2. Art. 41 der Charta der Grundrechte der Europäischen Union ist dahin auszulegen, dass er nicht auf den Fall anzuwenden ist, in dem zu bestimmen ist, ob die Mitgliedstaaten verpflichtet und nicht lediglich befugt sind, Mechanismen zur Mahnung, Aufforderung und vorzeitigen Abgabe einzurichten, durch die gutgläubige Betreiber umfassend über ihre Abgabepflicht informiert sind und so der Gefahr einer Sanktion nach Art. 16 Abs. 3 der Richtlinie 2003/87 in der durch die Richtlinie 2009/29 geänderten Fassung entgehen können.
3. Der Grundsatz des Vertrauensschutzes ist dahin auszulegen, dass er der Verhängung der Sanktion des Art. 16 Abs. 3 der Richtlinie 2003/87 in der durch die Richtlinie 2009/29 geänderten Fassung nicht entgegensteht, wenn die zuständigen Behörden den Betreiber nicht vor Ablauf der Abgabefrist auf den Fristablauf hingewiesen haben, obwohl sie dies, ohne dazu verpflichtet zu sein, im vorangegangenen Jahr getan hatten.

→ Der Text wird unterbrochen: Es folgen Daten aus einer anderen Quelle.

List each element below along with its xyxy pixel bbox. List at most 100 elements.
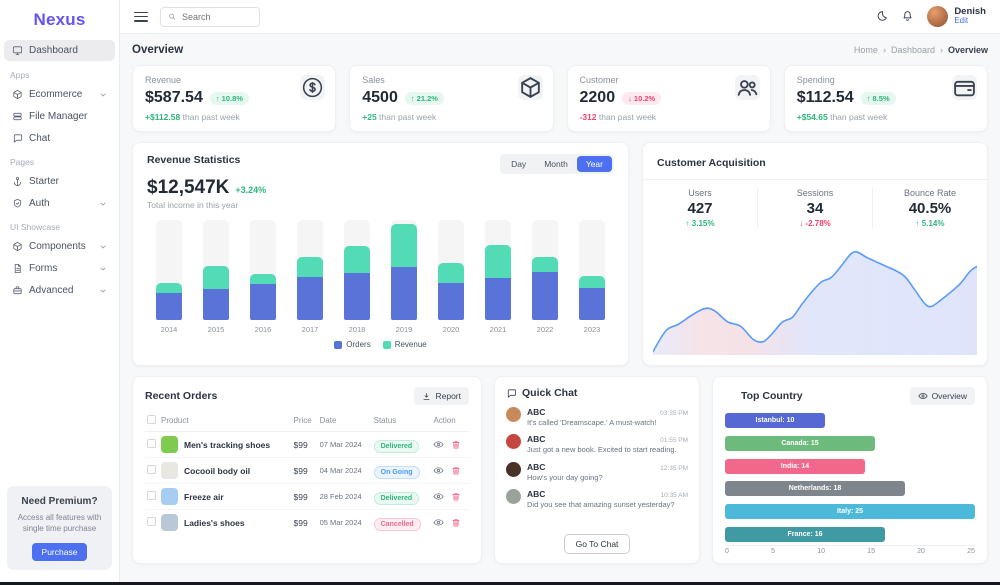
total-income-value: $12,547K: [147, 177, 230, 198]
sidebar-item-label: Ecommerce: [29, 89, 83, 100]
breadcrumb-dashboard[interactable]: Dashboard: [890, 45, 935, 55]
nav-section-label: UI Showcase: [10, 222, 61, 232]
view-icon[interactable]: [433, 491, 444, 502]
wallet-icon: [952, 75, 977, 100]
chat-message[interactable]: ABC 01:55 PM Just got a new book. Excited …: [506, 434, 688, 454]
revenue-segment: [438, 263, 464, 283]
date-cell: 28 Feb 2024: [317, 483, 372, 510]
chat-message[interactable]: ABC 03:35 PM It's called 'Dreamscape.' A m…: [506, 407, 688, 427]
acquisition-stat-change: ↑ 5.14%: [915, 219, 945, 228]
view-icon[interactable]: [433, 465, 444, 476]
sidebar-item-file-manager[interactable]: File Manager: [4, 106, 115, 127]
quick-chat-panel: Quick Chat ABC 03:35 PM It's called 'Dream…: [494, 376, 700, 564]
notifications-icon[interactable]: [901, 10, 914, 23]
bar-column-2017: 2017: [292, 220, 328, 334]
search-box[interactable]: [160, 6, 260, 27]
delete-icon[interactable]: [451, 517, 461, 528]
sidebar-item-auth[interactable]: Auth: [4, 193, 115, 214]
sidebar-item-advanced[interactable]: Advanced: [4, 280, 115, 301]
nav-section-label: Apps: [10, 70, 30, 80]
row-checkbox[interactable]: [147, 439, 156, 448]
dollar-icon: [300, 75, 326, 100]
acquisition-stats: Users 427 ↑ 3.15% Sessions 34 ↓ -2.78% Bounce …: [643, 180, 987, 234]
sidebar-item-ecommerce[interactable]: Ecommerce: [4, 84, 115, 105]
stat-card-delta: +$112.58 than past week: [145, 112, 240, 122]
revenue-segment: [485, 245, 511, 278]
row-checkbox[interactable]: [147, 491, 156, 500]
acquisition-stat-label: Users: [688, 188, 712, 198]
orders-segment: [391, 267, 417, 320]
product-thumbnail: [161, 488, 178, 505]
bar-column-2021: 2021: [480, 220, 516, 334]
dark-mode-icon[interactable]: [875, 10, 888, 23]
sidebar-item-label: Dashboard: [29, 45, 78, 56]
x-tick-label: 20: [917, 548, 925, 555]
tab-day[interactable]: Day: [511, 159, 527, 169]
tab-year[interactable]: Year: [576, 156, 612, 172]
purchase-button[interactable]: Purchase: [31, 543, 88, 561]
delete-icon[interactable]: [451, 491, 461, 502]
status-badge: Delivered: [373, 491, 420, 505]
sidebar-item-components[interactable]: Components: [4, 236, 115, 257]
app-logo[interactable]: Nexus: [33, 10, 86, 29]
stat-card-badge: ↓ 10.2%: [622, 91, 662, 105]
go-to-chat-button[interactable]: Go To Chat: [563, 534, 631, 554]
users-icon: [734, 75, 760, 100]
table-row[interactable]: Ladies's shoes $99 05 Mar 2024 Cancelled: [145, 510, 469, 536]
status-badge: Cancelled: [373, 517, 421, 531]
shield-icon: [12, 198, 23, 209]
bar-stack: [438, 263, 464, 320]
stat-card-badge: ↑ 21.2%: [404, 91, 444, 105]
bar-stack: [532, 257, 558, 320]
total-income-subtitle: Total income in this year: [147, 200, 239, 210]
menu-toggle-icon[interactable]: [134, 11, 148, 22]
chevron-down-icon: [99, 91, 107, 99]
x-axis-label: 2014: [160, 325, 178, 334]
view-icon[interactable]: [433, 517, 444, 528]
stat-card-delta: -312 than past week: [579, 112, 657, 122]
stat-card-badge: ↑ 8.5%: [860, 91, 896, 105]
user-avatar[interactable]: [927, 6, 949, 27]
table-row[interactable]: Cocooil body oil $99 04 Mar 2024 On Going: [145, 457, 469, 484]
customer-acquisition-panel: Customer Acquisition Users 427 ↑ 3.15% Sess…: [642, 142, 988, 366]
chat-message[interactable]: ABC 10:35 AM Did you see that amazing suns…: [506, 489, 688, 509]
table-row[interactable]: Freeze air $99 28 Feb 2024 Delivered: [145, 483, 469, 510]
chat-message[interactable]: ABC 12:35 PM How's your day going?: [506, 461, 688, 482]
search-input[interactable]: [182, 11, 252, 22]
tab-month[interactable]: Month: [544, 159, 568, 169]
bar-column-2016: 2016: [245, 220, 281, 334]
sidebar-item-chat[interactable]: Chat: [4, 128, 115, 149]
view-icon[interactable]: [433, 439, 444, 450]
revenue-segment: [532, 257, 558, 272]
sidebar-nav: Apps Ecommerce File Manager Chat Pages Starte…: [0, 63, 119, 301]
report-button[interactable]: Report: [414, 387, 469, 405]
action-cell: [433, 517, 467, 528]
bar-column-2018: 2018: [339, 220, 375, 334]
select-all-checkbox[interactable]: [147, 415, 156, 424]
breadcrumb-home[interactable]: Home: [853, 45, 878, 55]
starter-icon: [12, 176, 23, 187]
chat-icon: [506, 388, 517, 399]
country-bar-chart: Istanbul: 10 Canada: 15 India: 14 Netherlan…: [725, 413, 975, 545]
revenue-segment: [156, 283, 182, 293]
delete-icon[interactable]: [451, 439, 461, 450]
overview-button[interactable]: Overview: [909, 387, 975, 405]
briefcase-icon: [12, 285, 23, 296]
user-menu[interactable]: Denish Edit: [954, 6, 986, 26]
delete-icon[interactable]: [451, 465, 461, 476]
acquisition-stat-bounce-rate: Bounce Rate 40.5% ↑ 5.14%: [873, 188, 987, 228]
orders-segment: [485, 278, 511, 320]
sidebar-item-label: Advanced: [29, 285, 74, 296]
chat-timestamp: 10:35 AM: [660, 492, 688, 500]
sidebar-item-dashboard[interactable]: Dashboard: [4, 40, 115, 61]
row-checkbox[interactable]: [147, 465, 156, 474]
product-name: Cocooil body oil: [184, 465, 251, 476]
user-edit-link[interactable]: Edit: [954, 16, 969, 26]
orders-table: Product Price Date Status Action Men's track…: [145, 412, 469, 535]
table-row[interactable]: Men's tracking shoes $99 07 Mar 2024 Delive…: [145, 431, 469, 458]
revenue-segment: [203, 266, 229, 289]
row-checkbox[interactable]: [147, 517, 156, 526]
sidebar-item-starter[interactable]: Starter: [4, 171, 115, 192]
sidebar-item-forms[interactable]: Forms: [4, 258, 115, 279]
stat-card-delta-value: +25: [362, 112, 377, 122]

4. Es ist Sache des vorlegenden Gerichts, zu beurteilen, ob der Begriff „Fall höherer Gewalt” im Sinne von Rn. 31 des Urteils vom 17. Oktober 2013, Billerud Karlsborg und Billerud Skärblacka (C-203/12, EU:C:2013:664), einen Sachverhalt wie den im Ausgangsverfahren in Rede stehenden erfasst.
Tatbestand
In der Rechtssache
wegen eines Vorabentscheidungsersuchens nach Art. 267 AEUV der Cour administrative (Verwaltungsgerichtshof, Luxemburg) gemäß dem am 12. Februar 2019 beim Gerichtshof eingegangenen Beschluss vom 7. Februar 2019, in dem Verfahren
Luxaviation SA
gegen
Minister für Umwelt
erlässt
DER GERICHTSHOF (Sechste Kammer)
unter Mitwirkung des Kammerpräsidenten M. Safjan, des Präsidenten der Ersten Kammer J.-C. Bonichot (Berichterstatter) und der Richterin C. Toader,
Generalanwältin: J. Kokott,
Kanzler: A. Calot Escobar,
aufgrund des schriftlichen Verfahrens,
unter Berücksichtigung der Erklärungen:
- der Luxaviation SA, vertreten durch N. Bannasch und M. Zins, Rechtsanwälte,
- der luxemburgischen Regierung, vertreten durch D. Holderer und T. Uri als Bevollmächtigte,
- der niederländischen Regierung, vertreten durch M. K. Bulterman und J. Langer als Bevollmächtigte,
- des Europäischen Parlaments, vertreten durch L. Darie und C. Ionescu Dima sowie durch A. Tamás als Bevollmächtigte,
- des Rates der Europäischen Union, vertreten durch K. Michoel und A. Westerhof Löfflerová als Bevollmächtigte,
- der Europäischen Kommission, vertreten durch J.-F. Brakeland und A. C. Becker als Bevollmächtigte,
aufgrund der nach Anhörung des Generalanwalts ergangenen Entscheidung, gemäß Art. 99 der Verfahrensordnung des Gerichtshofs durch mit Gründen versehenen Beschluss zu entscheiden,
folgenden
Beschluss
Entscheidungsgründe
Rz. 1
Das Vorabentscheidungsersuchen betrifft die Auslegung von Art. 16 Abs. 3 der Richtlinie 2003/87/EG des Europäischen Parlaments und des Rates vom 13. Oktober 2003 über ein System für den Handel mit Treibhausgasemissionszertifikaten in der Gemeinschaft und zur Änderung der Richtlinie 96/61/EG des Rates (ABl. 2003, L 275, S. 32) in der durch die Richtlinie 2009/29/EG des Europäischen Parlaments und des Rates vom 23. April 2009 (ABl. 2009, L 140, S. 63) geänderten Fassung (im Folgenden: Richtlinie 2003/87).
Rz. 2
Dieses Ersuchen erging im Rahmen eines Rechtsstreits zwischen der Luxaviation SA und dem Ministre de l'Environnement (Minister für Umwelt, Luxemburg) im Zusammenhang mit der Befolgung der Luxaviation im Bereich der Abgabe von CO2-Emissionszertifikaten für das Jahr 2015 obliegenden Verpflichtungen.
Rechtlicher Rahmen
Unionsrecht
Richtlinie 2003/87
Rz. 3
In den Erwägungsgründen 5 bis 7 der Richtlinie 2003/87 heißt es:
„(5) Die Gemeinschaft und ihre Mitgliedstaaten sind übereingekommen, ihre Verpflichtungen zur Verringerung der anthropogenen Treibhausgasemissionen im Rahmen des Kyoto-Protokolls … gemeinsam zu erfüllen. Diese Ric...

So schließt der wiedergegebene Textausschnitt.